We can devise whatever measurements we want, we can come up with statistical sampling models that will take into account sales and votes and prizes and awards and academic praise and journal mentions, whatever. I actually find those to be interesting and fun exercises, but they’re just that. They ultimately aren’t that important to history. I’d bet that the things from our era that are commonly referenced 200 years from now would seem horribly idiosyncratic and disjointed to us…
Sales concludes with this:
If you want to describe a book in entirely subjective terms, then tell people how much you enjoyed it, how much you liked it. That’s your own personal reaction to it. It appealed to you, it entertained you. That’s the book directly affecting you. Another person may or may not react the same way, the book might or might not do the same to them.
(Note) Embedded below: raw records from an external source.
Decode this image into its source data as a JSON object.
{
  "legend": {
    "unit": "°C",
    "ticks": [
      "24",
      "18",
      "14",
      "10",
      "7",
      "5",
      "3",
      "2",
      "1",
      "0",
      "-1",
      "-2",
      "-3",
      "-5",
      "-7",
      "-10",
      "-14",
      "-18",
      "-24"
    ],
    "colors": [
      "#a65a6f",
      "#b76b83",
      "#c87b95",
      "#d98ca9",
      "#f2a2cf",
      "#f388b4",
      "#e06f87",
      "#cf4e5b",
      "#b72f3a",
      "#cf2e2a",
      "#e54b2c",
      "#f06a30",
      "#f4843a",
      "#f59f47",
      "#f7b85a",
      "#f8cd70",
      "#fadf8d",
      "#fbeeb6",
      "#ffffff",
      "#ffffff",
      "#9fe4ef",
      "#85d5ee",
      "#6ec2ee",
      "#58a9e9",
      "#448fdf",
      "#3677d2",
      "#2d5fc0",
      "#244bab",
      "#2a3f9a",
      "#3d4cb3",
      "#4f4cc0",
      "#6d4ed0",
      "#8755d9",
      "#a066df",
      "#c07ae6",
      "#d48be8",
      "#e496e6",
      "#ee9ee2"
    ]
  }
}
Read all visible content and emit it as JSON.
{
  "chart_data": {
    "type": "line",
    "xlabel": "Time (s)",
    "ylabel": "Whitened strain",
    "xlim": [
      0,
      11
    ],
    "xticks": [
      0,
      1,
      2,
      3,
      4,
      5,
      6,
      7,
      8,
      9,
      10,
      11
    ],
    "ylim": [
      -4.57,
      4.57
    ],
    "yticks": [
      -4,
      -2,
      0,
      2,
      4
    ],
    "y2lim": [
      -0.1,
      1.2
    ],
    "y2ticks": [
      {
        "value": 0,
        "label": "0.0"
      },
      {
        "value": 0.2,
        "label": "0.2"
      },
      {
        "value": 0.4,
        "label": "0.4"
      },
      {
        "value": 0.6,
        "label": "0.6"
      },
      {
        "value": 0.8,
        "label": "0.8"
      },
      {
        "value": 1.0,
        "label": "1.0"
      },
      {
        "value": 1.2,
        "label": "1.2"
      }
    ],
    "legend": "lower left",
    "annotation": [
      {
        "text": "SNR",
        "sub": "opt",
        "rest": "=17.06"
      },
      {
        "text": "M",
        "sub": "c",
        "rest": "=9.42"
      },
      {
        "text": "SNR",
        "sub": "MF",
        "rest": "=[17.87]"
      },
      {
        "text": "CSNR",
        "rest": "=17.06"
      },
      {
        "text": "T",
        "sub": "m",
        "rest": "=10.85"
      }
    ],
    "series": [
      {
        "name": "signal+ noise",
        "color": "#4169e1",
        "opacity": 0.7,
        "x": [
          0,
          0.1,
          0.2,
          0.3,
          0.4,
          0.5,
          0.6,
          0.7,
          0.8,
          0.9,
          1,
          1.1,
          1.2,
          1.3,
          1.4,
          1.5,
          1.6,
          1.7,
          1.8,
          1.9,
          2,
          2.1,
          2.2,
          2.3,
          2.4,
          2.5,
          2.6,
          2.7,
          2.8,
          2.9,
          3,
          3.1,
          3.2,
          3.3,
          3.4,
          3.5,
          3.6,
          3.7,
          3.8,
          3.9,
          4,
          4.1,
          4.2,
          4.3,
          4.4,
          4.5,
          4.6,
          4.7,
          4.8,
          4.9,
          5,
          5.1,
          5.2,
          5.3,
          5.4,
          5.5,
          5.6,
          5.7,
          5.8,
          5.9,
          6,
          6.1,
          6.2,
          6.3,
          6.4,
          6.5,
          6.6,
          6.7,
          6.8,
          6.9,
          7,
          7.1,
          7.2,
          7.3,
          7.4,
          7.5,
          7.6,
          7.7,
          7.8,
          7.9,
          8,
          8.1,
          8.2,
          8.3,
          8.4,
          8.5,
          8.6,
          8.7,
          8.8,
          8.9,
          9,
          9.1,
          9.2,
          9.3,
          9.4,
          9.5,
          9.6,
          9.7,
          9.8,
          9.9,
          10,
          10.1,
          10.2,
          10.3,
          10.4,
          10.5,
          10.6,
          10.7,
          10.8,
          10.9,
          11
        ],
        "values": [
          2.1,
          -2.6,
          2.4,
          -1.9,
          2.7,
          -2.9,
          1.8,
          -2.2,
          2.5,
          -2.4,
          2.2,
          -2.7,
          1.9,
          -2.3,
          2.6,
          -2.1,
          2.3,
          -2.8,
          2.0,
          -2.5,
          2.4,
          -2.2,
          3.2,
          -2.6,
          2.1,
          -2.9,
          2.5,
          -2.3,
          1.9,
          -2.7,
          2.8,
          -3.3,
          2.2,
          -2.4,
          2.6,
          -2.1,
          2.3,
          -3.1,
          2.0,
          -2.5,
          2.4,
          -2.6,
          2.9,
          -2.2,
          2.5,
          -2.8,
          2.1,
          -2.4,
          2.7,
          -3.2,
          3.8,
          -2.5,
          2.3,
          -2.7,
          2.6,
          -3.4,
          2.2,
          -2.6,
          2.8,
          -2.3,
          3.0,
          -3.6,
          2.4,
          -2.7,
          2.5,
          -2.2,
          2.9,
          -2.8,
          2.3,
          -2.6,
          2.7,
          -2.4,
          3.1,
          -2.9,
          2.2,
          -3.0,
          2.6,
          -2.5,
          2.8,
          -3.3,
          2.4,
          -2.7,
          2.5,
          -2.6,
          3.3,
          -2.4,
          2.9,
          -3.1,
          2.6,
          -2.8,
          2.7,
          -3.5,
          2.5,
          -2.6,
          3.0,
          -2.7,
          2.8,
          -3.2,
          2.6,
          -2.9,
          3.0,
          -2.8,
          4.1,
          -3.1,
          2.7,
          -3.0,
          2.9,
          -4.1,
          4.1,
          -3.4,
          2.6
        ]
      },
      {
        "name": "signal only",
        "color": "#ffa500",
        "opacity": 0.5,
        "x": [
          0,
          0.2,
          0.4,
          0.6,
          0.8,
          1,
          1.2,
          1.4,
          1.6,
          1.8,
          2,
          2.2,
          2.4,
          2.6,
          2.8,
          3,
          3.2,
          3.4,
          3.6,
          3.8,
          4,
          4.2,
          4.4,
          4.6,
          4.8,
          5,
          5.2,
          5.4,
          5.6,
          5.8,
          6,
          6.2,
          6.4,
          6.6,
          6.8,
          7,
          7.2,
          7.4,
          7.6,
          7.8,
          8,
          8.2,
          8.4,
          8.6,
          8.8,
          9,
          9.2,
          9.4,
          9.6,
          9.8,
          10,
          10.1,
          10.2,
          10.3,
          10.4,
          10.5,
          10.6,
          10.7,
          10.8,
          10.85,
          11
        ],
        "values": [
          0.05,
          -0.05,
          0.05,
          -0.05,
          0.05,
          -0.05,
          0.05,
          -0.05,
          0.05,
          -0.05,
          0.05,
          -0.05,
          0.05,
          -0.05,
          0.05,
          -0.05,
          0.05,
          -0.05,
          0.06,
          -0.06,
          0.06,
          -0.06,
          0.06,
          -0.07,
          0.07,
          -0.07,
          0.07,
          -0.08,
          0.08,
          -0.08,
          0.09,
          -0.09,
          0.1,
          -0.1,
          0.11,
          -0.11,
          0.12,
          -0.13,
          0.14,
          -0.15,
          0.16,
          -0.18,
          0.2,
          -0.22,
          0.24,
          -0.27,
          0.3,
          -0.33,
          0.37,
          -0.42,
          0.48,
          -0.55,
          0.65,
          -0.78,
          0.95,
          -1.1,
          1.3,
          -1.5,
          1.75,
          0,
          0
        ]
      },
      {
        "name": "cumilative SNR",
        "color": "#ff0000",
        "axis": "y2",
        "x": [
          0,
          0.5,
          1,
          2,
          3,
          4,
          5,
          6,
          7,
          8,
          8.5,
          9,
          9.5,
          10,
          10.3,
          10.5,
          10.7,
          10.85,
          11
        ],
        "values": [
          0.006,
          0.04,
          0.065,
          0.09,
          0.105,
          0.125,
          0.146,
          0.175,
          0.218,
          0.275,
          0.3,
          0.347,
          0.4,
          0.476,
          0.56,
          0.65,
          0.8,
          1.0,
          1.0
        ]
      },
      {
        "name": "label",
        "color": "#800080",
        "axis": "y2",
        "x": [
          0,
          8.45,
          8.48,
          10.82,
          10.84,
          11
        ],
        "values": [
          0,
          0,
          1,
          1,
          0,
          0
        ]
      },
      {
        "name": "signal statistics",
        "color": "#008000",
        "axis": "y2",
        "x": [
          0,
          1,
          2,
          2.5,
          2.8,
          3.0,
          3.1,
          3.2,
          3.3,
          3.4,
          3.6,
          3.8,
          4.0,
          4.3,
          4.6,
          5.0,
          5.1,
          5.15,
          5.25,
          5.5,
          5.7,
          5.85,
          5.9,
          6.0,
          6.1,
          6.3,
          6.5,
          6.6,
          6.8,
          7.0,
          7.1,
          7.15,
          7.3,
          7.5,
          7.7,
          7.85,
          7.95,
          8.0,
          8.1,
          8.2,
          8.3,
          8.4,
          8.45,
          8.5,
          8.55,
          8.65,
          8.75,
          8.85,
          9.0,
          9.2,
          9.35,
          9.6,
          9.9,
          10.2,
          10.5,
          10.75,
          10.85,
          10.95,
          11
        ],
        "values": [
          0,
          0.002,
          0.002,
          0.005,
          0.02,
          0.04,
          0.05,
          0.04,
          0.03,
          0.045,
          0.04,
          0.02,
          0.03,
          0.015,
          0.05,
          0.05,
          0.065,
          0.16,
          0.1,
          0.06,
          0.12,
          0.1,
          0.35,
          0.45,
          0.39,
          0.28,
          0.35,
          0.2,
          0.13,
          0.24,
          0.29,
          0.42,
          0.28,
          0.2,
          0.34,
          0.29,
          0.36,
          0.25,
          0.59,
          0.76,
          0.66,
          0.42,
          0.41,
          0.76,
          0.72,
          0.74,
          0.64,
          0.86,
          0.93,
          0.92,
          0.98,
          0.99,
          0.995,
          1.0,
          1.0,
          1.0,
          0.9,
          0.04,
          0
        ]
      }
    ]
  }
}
Because that’s subjective, that is.
He’s not wrong about that. Enjoyment is subjective. But if we divorce the concept of “good” from the concept of “enjoyment”, what are we left with? It’s certainly a useful distinction to make at times. There are many things I “like” that I don’t think are particularly “good” on any technical level. I’m not saying that a book has to be “enjoyable” to be “good”, but I don’t think they’re entirely independent either. There are many ways to measure a book. For the most part, in my opinion, the objective ones aren’t very useful or predictive by themselves. You could have an amazingly well written book (from a prose standpoint) put into service of a poorly plotted story, and then what? On the other hand, complete subjectivity isn’t exactly useful either. You fall into the trap that Ian lays out: if everything is entirely subjective, then there is no value in any of it. That’s why we have all these elaborate systems though. We have markets that lead to sales numbers, we have awards (with large or small juries, working together or sometimes independently), we have academics, we have critics, we have blogs, we have reviews, we have friends whose opinions we trust, we have a lot of things we can consider.
In chaos theory, even simple, orderly systems display chaotic elements. Similarly, even the most chaotic natural systems have some sort of order to them. This is, of course, a drastic simplification. One could argue that the universe is headed towards a state of absolute entropy; the heat death of the universe. Regardless of the merits of this metaphor, I feel like the push and pull of objectivity is similar. Objective assessments of novels that are useful will contain some element of subjectivity. Similarly, most subjective assessments will take into account objective measurements. In the end, we do our best with what we’ve got. That’s my opinion, anyway.